Data from literature linking NOS2 to putative neuronal developmental processes that could lead to malfunctions in CSTC is also scarce. One of the few pieces of evidence about this topic was provided by Arnhold and colleagues (2002) describing the role of NOS2 in the early stages of neuronal maturation. They depicted a functional part for this enzyme in the cell differentiation and migration in embryonic cortex, although not through the canonical pathway of NO acting on soluble guanylate cyclase. Cultured cells from E14 rat embryo, when incubated with selective NOS2 inhibitors, showed a lower number of microtubule-associated protein (MAP2)-labeled neurons. Similarly, our data indicates that silencing NOS2 expression, leads to a reduction in the levels of MAP2 in activity-dependent differentiation of PC12 cells Banno et al. 2008. The role of NO in activity-dependent differentiation of PC12 cells has been described (for example Nakagawa, Yoshida & Miyamoto, 2000); however, the NOS1 isoform is implicated as being responsible for this process. This discrepancy may be due to the culture conditions between the studies. For example, Nakagawa and colleagues used a serum-free medium and 45 mM of KCl to differentiate the cells, while we rely on 0.5% FBS and 25 mM of KCl. Moreover, in the former study the authors cultivated a low density of PC12 cells (approximately 50 cells/cm2; in a 96-well plate), while we used a high density from the beginning of the experiment—125,000 cells/cm2 (in a 12-well plate).

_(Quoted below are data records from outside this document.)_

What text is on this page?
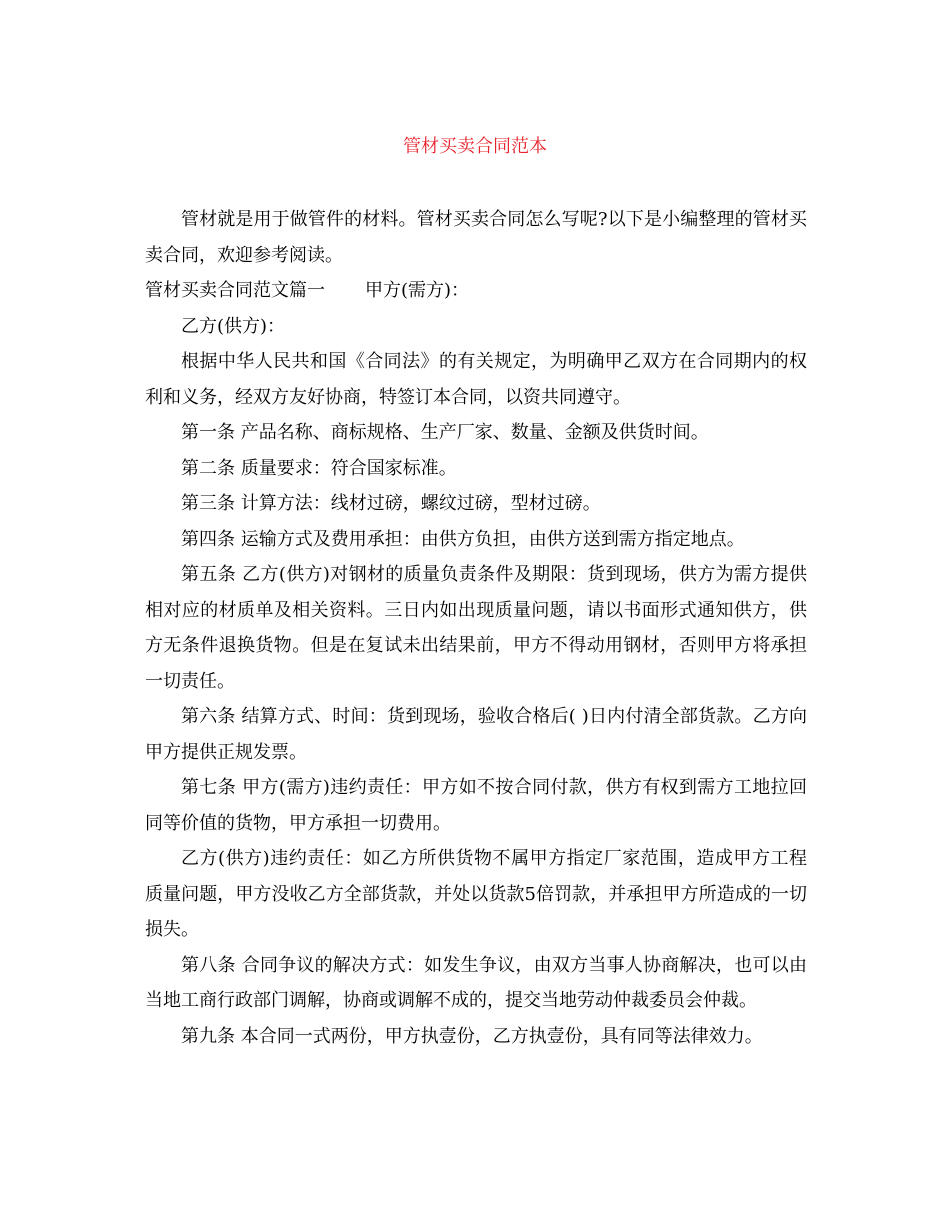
管材买卖合同范本

管材就是用于做管件的材料。管材买卖合同怎么写呢?以下是小编整理的管材买卖合同，欢迎参考阅读。

管材买卖合同范文篇一 甲方(需方)：

乙方(供方)：

根据中华人民共和国《合同法》的有关规定，为明确甲乙双方在合同期内的权利和义务，经双方友好协商，特签订本合同，以资共同遵守。

第一条 产品名称、商标规格、生产厂家、数量、金额及供货时间。

第二条 质量要求：符合国家标准。

第三条 计算方法：线材过磅，螺纹过磅，型材过磅。

第四条 运输方式及费用承担：由供方负担，由供方送到需方指定地点。

第五条 乙方(供方)对钢材的质量负责条件及期限：货到现场，供方为需方提供相对应的材质单及相关资料。三日内如出现质量问题，请以书面形式通知供方，供方无条件退换货物。但是在复试未出结果前，甲方不得动用钢材，否则甲方将承担一切责任。

第六条 结算方式、时间：货到现场，验收合格后( )日内付清全部货款。乙方向甲方提供正规发票。

第七条 甲方(需方)违约责任：甲方如不按合同付款，供方有权到需方工地拉回同等价值的货物，甲方承担一切费用。

乙方(供方)违约责任：如乙方所供货物不属甲方指定厂家范围，造成甲方工程质量问题，甲方没收乙方全部货款，并处以货款5倍罚款，并承担甲方所造成的一切损失。

第八条 合同争议的解决方式：如发生争议，由双方当事人协商解决，也可以由当地工商行政部门调解，协商或调解不成的，提交当地劳动仲裁委员会仲裁。

第九条 本合同一式两份，甲方执壹份，乙方执壹份，具有同等法律效力。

Based on our data and the evidence in literature, we speculate that increased BB observed in NOS2.KO is putatively a resultant of inefficient inhibition of striatal motor programs by PFC. The lack of NOS2 in the early stages of cortical development could affect the maturation of cortical neurons, which in turn would lead to the described phenotype. The BB observed in these animals is sensitive to treatment with clomipramine and memantine, strengthening its role as a putative model of TTM. Further experiments will be necessary to clarify the role of NOS2 in the development of the BB phenotype and its functional consequences in the CSTC; as well as validate its sensitivity to other drugs.